$\chi^2$ distribution: hypothesis testing

Question

This is actually a statistic question from my econometrics class. It's not very difficult but I am having a lot of trouble with its wording.

Suppose we have a sample of 10 independent observations, drawn from a $\chi^2$ distributions. Denote the observations in our sample $\{X_1, \ldots, X_{10}\} \sim \chi^2_k$. We want to test the null hypothesis that $k = 1$ versus the alternative hypothesis that $k > 1.$ Formally, our null and alternative hypotheses are: $H_0:k=1$ and $H_1:k>1$.
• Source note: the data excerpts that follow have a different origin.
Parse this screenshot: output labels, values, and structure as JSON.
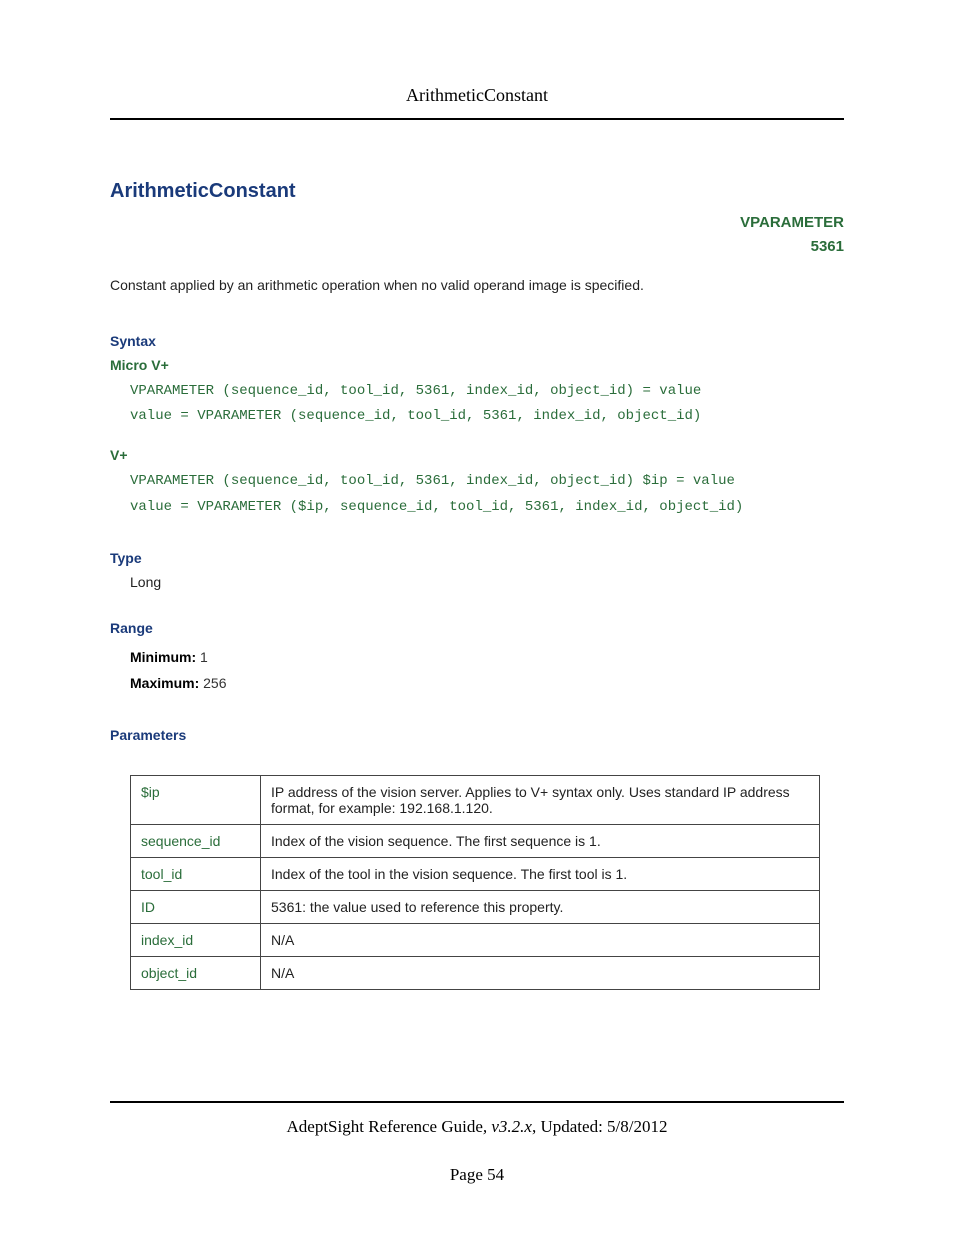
{
  "header": {
    "running_title": "ArithmeticConstant"
  },
  "title": "ArithmeticConstant",
  "vparameter": {
    "label": "VPARAMETER",
    "code": "5361"
  },
  "summary": "Constant applied by an arithmetic operation when no valid operand image is specified.",
  "sections": {
    "syntax": {
      "heading": "Syntax",
      "micro": {
        "label": "Micro V+",
        "line1": "VPARAMETER (sequence_id, tool_id, 5361, index_id, object_id) = value",
        "line2": "value = VPARAMETER (sequence_id, tool_id, 5361, index_id, object_id)"
      },
      "vplus": {
        "label": "V+",
        "line1": "VPARAMETER (sequence_id, tool_id, 5361, index_id, object_id) $ip = value",
        "line2": "value = VPARAMETER ($ip, sequence_id, tool_id, 5361, index_id, object_id)"
      }
    },
    "type": {
      "heading": "Type",
      "value": "Long"
    },
    "range": {
      "heading": "Range",
      "min_label": "Minimum:",
      "min_value": "1",
      "max_label": "Maximum:",
      "max_value": "256"
    },
    "parameters": {
      "heading": "Parameters",
      "rows": [
        {
          "name": "$ip",
          "desc": "IP address of the vision server. Applies to V+ syntax only. Uses standard IP address format, for example: 192.168.1.120."
        },
        {
          "name": "sequence_id",
          "desc": "Index of the vision sequence. The first sequence is 1."
        },
        {
          "name": "tool_id",
          "desc": "Index of the tool in the vision sequence. The first tool is 1."
        },
        {
          "name": "ID",
          "desc": "5361: the value used to reference this property."
        },
        {
          "name": "index_id",
          "desc": "N/A"
        },
        {
          "name": "object_id",
          "desc": "N/A"
        }
      ]
    }
  },
  "footer": {
    "guide": "AdeptSight Reference Guide",
    "version": ", v3.2.x",
    "updated": ", Updated: 5/8/2012",
    "page_label": "Page 54"
  }
}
So far so good, but I am a bit confused about the samples. Is each individual $X_i$ drawn from a $\chi^2_k$ distribution?

Continuing

Suppose the sample mean is $\bar{X}=1.5$. Recall that if $X \sim \chi^2_k$, then $E(X)=k \\$.

No problems here.

a. Propose an estimator for $k$.

My attempt: $\hat{k}=\frac{1}{N}\sum_{i=1}^N X_i$, in this case $N=10$. Now where the confusion begins:

b. Propose a test statistic to test the null hypothesis. Denote this estimator $T_N$. For now, just provide the formula (not the realized value). What is the distribution of $T_N$ under the null hypothesis?

Ummm.. I am not sure what my instructor means by distribution of $T_N$ under the null. I don't even know what my $T_N$ would be, although my guess is $$T_N=\frac{\hat{k}-k}{\frac{\sigma^2}{N}}$$ is that right?

What is the realized value of your test statistic in this sample?

There are more routine computation questions, but if I can get the wording of the estimator question right I believe I can answer them. Basically, it would be very helpful if someone could guide me through part b. Thank you.

Answer 1

Questions like this are always open to interpretation, and you actually do have some freedom in picking a test statistic. Choosing $$T_N = \frac{\hat{k}-1}{\sigma^2/N}$$ is fine, but a much simpler choice would be $$N\hat{k} = \sum_{i=1}^N X_i$$ In fact any test based on rejecting large values of $T_n$ will be equivalent to rejecting large values of $\sum_{i=1}^N X_i$. The reason for choosing $\sum_{i=1}^N X_i$ is, that it is much easier to compute it's distribution, since it is a sum of indepedent $\chi^2_{k}$- variables and is therefore $\chi^2_{kN}$ distributed (and simply $\chi^2_N$ under the null hypothesis).

Answer 2

The sum of independent chi-square random variables is itself a chi-square random variable. So $$ X_1 + \cdots + X_{10} \sim \chi^2_{10k}\,. \tag 1 $$ Since this has expected value $10k$, the sample mean is an unbiased estimator of $k.$

You can use the sum $(1)$ as a test statistic, since if $k>1,$ the probability of that sum being larger than any proposed critical value is larger than it would be if $k=1.$

If $\text{H}_0$ is true, then that sum is distributed as $\chi^2_{10}.$ Find the value of $c$ for which $\Pr(\chi^2_{10}>c)$ is equal to the level of your test, and reject $\text{H}_0$ if the sum $(1)$ exceeds that.